This study aimed to analyze the effect of ketamine (KT) on Major Depressive Disorder (MDD) symptoms and explore the underlying neural mechanisms from a magnetoencephalographic (MEG) perspective.

Methods: Databases including EBSCO, PubMed, Embase, and Web of Science were searched for studies on MEG observations of KT intervention in MDD patients, covering publications up to June 2024.

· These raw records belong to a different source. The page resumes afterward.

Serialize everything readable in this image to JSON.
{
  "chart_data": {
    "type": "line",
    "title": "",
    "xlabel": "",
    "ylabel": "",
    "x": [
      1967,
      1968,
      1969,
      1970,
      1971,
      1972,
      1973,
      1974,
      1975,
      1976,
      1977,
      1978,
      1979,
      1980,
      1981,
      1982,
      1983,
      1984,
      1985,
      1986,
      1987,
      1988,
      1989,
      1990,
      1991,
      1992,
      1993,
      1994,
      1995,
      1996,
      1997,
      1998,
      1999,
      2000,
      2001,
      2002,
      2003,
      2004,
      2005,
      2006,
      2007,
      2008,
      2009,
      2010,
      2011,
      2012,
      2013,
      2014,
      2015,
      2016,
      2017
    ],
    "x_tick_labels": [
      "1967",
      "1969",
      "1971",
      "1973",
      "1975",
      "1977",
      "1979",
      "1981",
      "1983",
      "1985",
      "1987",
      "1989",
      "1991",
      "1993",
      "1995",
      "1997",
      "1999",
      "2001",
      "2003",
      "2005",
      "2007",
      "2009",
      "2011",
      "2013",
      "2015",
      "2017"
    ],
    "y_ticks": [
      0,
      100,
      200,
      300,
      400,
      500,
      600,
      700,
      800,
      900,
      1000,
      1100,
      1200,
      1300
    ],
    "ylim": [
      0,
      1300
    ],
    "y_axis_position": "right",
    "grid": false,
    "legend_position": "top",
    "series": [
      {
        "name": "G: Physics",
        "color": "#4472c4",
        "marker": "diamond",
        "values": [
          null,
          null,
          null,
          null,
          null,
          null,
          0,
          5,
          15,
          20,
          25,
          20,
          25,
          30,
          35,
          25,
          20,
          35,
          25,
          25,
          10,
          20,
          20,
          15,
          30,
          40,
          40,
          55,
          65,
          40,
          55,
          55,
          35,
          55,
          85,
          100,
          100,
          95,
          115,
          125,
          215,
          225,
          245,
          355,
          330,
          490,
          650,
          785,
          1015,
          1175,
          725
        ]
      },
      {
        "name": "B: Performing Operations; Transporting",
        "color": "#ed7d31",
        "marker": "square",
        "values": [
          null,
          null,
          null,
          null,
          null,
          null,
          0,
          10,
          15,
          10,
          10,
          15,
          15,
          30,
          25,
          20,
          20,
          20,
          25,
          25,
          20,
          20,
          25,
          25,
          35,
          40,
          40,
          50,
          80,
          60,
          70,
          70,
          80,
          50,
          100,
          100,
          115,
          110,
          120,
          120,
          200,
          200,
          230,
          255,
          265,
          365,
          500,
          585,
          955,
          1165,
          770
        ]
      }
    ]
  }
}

Results: In total, 14 RCTs from the United States, involving 351 MDD subjects aged 18-65, were included. The studies, mainly published after 2016 in molecular and biological psychiatry journals, used the DSM-IV criteria for MDD diagnosis. KT was administered at 0.5 mg/kg, with a placebo of 0.9% saline, for a duration of less than 40 minutes. KT significantly improved depression, anxiety, psychotic symptoms, and suicidal ideation, as evidenced by reductions in Montgomery Depression Rating Scale scores. MEG findings indicated the following: 1) AMPA-mediated glutamatergic transmission increase; 2) increased anterior cingulate gyrus (ACC) activation correlating with rapid antidepressant response; 3) prefrontal ACC involvement negatively correlated with symptom improvement during increased working memory load; 4) increased functional connectivity of the anterior striatum; 5) hydroxyketamine levels correlated with gamma power and antidepressant efficacy; 6) baseline gamma power predicted post-dosing gamma power and antidepressant efficacy; 7) decreased connectivity between the amygdala and temporal insula; 8) prefrontal ACC–eft amygdala connectivity negatively correlated with symptom changes; 9) increased δ-α and δ-γ connectivity in responders, and decreased connectivity in non-responders; and 10) fusiform M170 component association with antidepressant effects.

Conclusion: KT improves depression and enhances resting functional connectivity in MDD patients; however, the involved frequency bands are inconsistent and the findings lack reproducibility.